Perhaps money from Greenland, not the new EB-5 investors, will be used to pay back the first round of EB-5 investors. But money's fungible, right, and won't Greenland then get the benefit of the new EB-5 money?

It deserves an outside investigation.

To the newest round of investors, the marketers of "Atlantic Yards II" offer more public assurances. They claim--as in the screenshot at right--that the loan will be paid off after current loans for Atlantic Yards apartment towers get refinanced, thanks to substantial cash flow after "completion and stabilization of the project" (whatever the "project" means).

It it a Ponzi scheme (of sorts)?

If--as speculated--Forest City (with  Greenland) pays off the previous EB-5 funding with new EB-5 funding, they will take the already sketchy EB-5 program to a new level.

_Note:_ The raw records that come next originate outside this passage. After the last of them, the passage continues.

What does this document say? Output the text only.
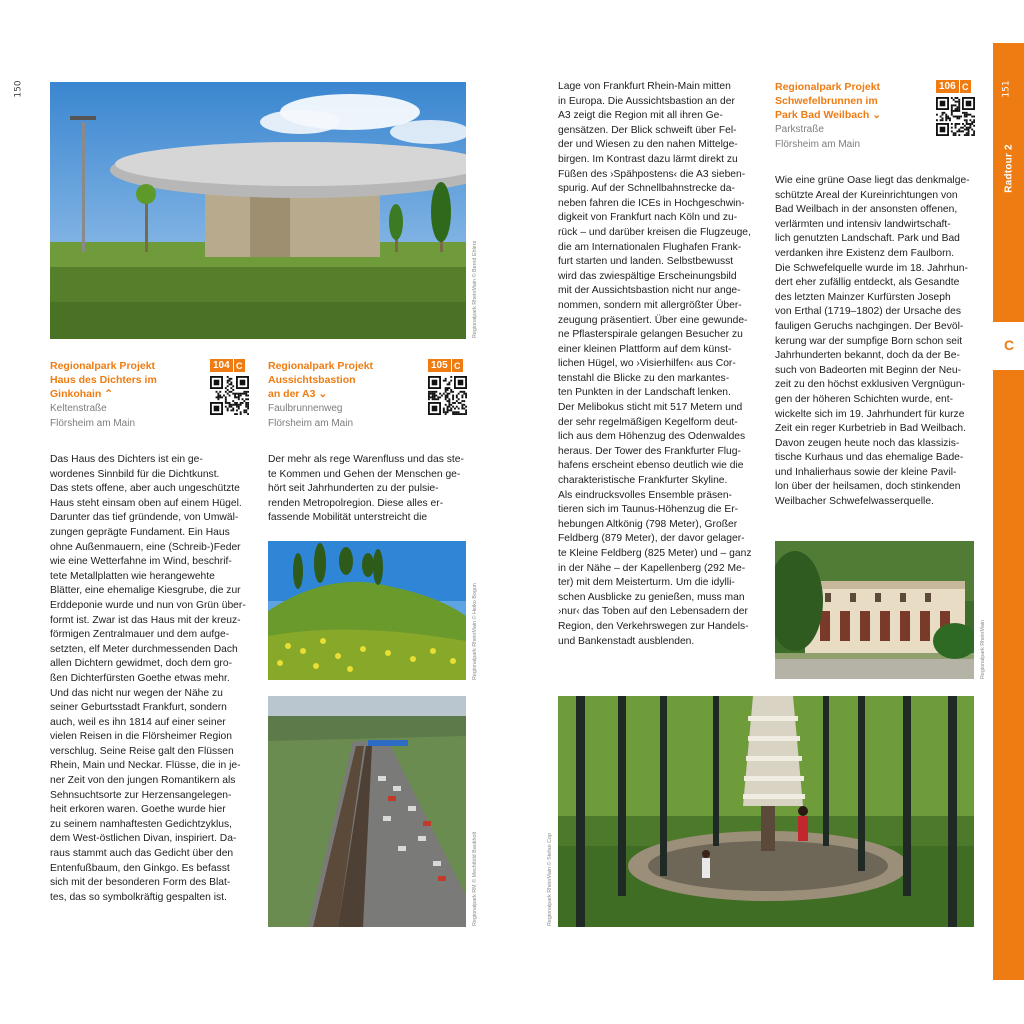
150	151
Radtour 2
C
Regionalpark RheinMain © Bernd Ehlers
Regionalpark Projekt
Haus des Dichters im
Ginkohain ⌃
Keltenstraße
Flörsheim am Main
104 C Regionalpark Projekt
Aussichtsbastion
an der A3 ⌄
Faulbrunnenweg
Flörsheim am Main
105 C
Regionalpark Projekt
Schwefelbrunnen im
Park Bad Weilbach ⌄
Parkstraße
Flörsheim am Main
106 C
Das Haus des Dichters ist ein ge-
wordenes Sinnbild für die Dichtkunst.
Das stets offene, aber auch ungeschützte
Haus steht einsam oben auf einem Hügel.
Darunter das tief gründende, von Umwäl-
zungen geprägte Fundament. Ein Haus
ohne Außenmauern, eine (Schreib-)Feder
wie eine Wetterfahne im Wind, beschrif-
tete Metallplatten wie herangewehte
Blätter, eine ehemalige Kiesgrube, die zur
Erddeponie wurde und nun von Grün über-
formt ist. Zwar ist das Haus mit der kreuz-
förmigen Zentralmauer und dem aufge-
setzten, elf Meter durchmessenden Dach
allen Dichtern gewidmet, doch dem gro-
ßen Dichterfürsten Goethe etwas mehr.
Und das nicht nur wegen der Nähe zu
seiner Geburtsstadt Frankfurt, sondern
auch, weil es ihn 1814 auf einer seiner
vielen Reisen in die Flörsheimer Region
verschlug. Seine Reise galt den Flüssen
Rhein, Main und Neckar. Flüsse, die in je-
ner Zeit von den jungen Romantikern als
Sehnsuchtsorte zur Herzensangelegen-
heit erkoren waren. Goethe wurde hier
zu seinem namhaftesten Gedichtzyklus,
dem West-östlichen Divan, inspiriert. Da-
raus stammt auch das Gedicht über den
Entenfußbaum, den Ginkgo. Es befasst
sich mit der besonderen Form des Blat-
tes, das so symbolkräftig gespalten ist.
Der mehr als rege Warenfluss und das ste-
te Kommen und Gehen der Menschen ge-
hört seit Jahrhunderten zu der pulsie-
renden Metropolregion. Diese alles er-
fassende Mobilität unterstreicht die
Lage von Frankfurt Rhein-Main mitten
in Europa. Die Aussichtsbastion an der
A3 zeigt die Region mit all ihren Ge-
gensätzen. Der Blick schweift über Fel-
der und Wiesen zu den nahen Mittelge-
birgen. Im Kontrast dazu lärmt direkt zu
Füßen des ›Spähpostens‹ die A3 sieben-
spurig. Auf der Schnellbahnstrecke da-
neben fahren die ICEs in Hochgeschwin-
digkeit von Frankfurt nach Köln und zu-
rück – und darüber kreisen die Flugzeuge,
die am Internationalen Flughafen Frank-
furt starten und landen. Selbstbewusst
wird das zwiespältige Erscheinungsbild
mit der Aussichtsbastion nicht nur ange-
nommen, sondern mit allergrößter Über-
zeugung präsentiert. Über eine gewunde-
ne Pflasterspirale gelangen Besucher zu
einer kleinen Plattform auf dem künst-
lichen Hügel, wo ›Visierhilfen‹ aus Cor-
tenstahl die Blicke zu den markantes-
ten Punkten in der Landschaft lenken.
Der Melibokus sticht mit 517 Metern und
der sehr regelmäßigen Kegelform deut-
lich aus dem Höhenzug des Odenwaldes
heraus. Der Tower des Frankfurter Flug-
hafens erscheint ebenso deutlich wie die
charakteristische Frankfurter Skyline.
Als eindrucksvolles Ensemble präsen-
tieren sich im Taunus-Höhenzug die Er-
hebungen Altkönig (798 Meter), Großer
Feldberg (879 Meter), der davor gelager-
te Kleine Feldberg (825 Meter) und – ganz
in der Nähe – der Kapellenberg (292 Me-
ter) mit dem Meisterturm. Um die idylli-
schen Ausblicke zu genießen, muss man
›nur‹ das Toben auf den Lebensadern der
Region, den Verkehrswegen zur Handels-
und Bankenstadt ausblenden.
Wie eine grüne Oase liegt das denkmalge-
schützte Areal der Kureinrichtungen von
Bad Weilbach in der ansonsten offenen,
verlärmten und intensiv landwirtschaft-
lich genutzten Landschaft. Park und Bad
verdanken ihre Existenz dem Faulborn.
Die Schwefelquelle wurde im 18. Jahrhun-
dert eher zufällig entdeckt, als Gesandte
des letzten Mainzer Kurfürsten Joseph
von Erthal (1719–1802) der Ursache des
fauligen Geruchs nachgingen. Der Bevöl-
kerung war der sumpfige Born schon seit
Jahrhunderten bekannt, doch da der Be-
such von Badeorten mit Beginn der Neu-
zeit zu den höchst exklusiven Vergnügun-
gen der höheren Schichten wurde, ent-
wickelte sich im 19. Jahrhundert für kurze
Zeit ein reger Kurbetrieb in Bad Weilbach.
Davon zeugen heute noch das klassizis-
tische Kurhaus und das ehemalige Bade-
und Inhalierhaus sowie der kleine Pavil-
lon über der heilsamen, doch stinkenden
Weilbacher Schwefelwasserquelle.
Regionalpark RheinMain © Heiko Bogun
Regionalpark RM © Mechthild Baukholt
Regionalpark RheinMain
Regionalpark RheinMain © Stefan Cop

Consider that scenario a modified Ponzi scheme--one that may be legal. Think about it. A typical Ponzi scheme, like that of swindler Bernie Madoff, relies on a continuing stream of new investors to pay off old ones at a high interest rate, rather than than using profits.

But Ponzi schemes, which draw new investors because of deceptively high returns, have an expiration point. Because of that high interest rate, the scammer must constantly seek new investors, and is vulnerable whenever earlier investors want their money back. The scheme ultimately blows up.

Under the EB-5 variant, it seem, as long as there's a supply of green cards--and a purportedly job-creating investment packaged to federal standards, to legitimize those green cards--there'd be a potential unending stream of new investors.

(For the first EB-5 investment, as far as I can tell, jobs were calculated based on arena construction; for the new one, jobs are calculated based on a new stage.)

Unlike with a standard Ponzi scheme, there's a lot more slack; there's no need to produce lucrative returns. Yes, the investors want their money back, eventually. But they want to be paid in green cards first.

Ultimately, Forest City and Greenland will have to return the principal to the new investors. And they'd have to have a large enough "project" to create the required jobs, on paper.

But the EB-5 variant--if it operates as I speculate--would be far less precarious than the standard Ponzi scheme. And if it's legal, it would further strain the legitimacy of the EB-5 program.

It's another aspect of "Atlantic Yards II" that deserves an investigation.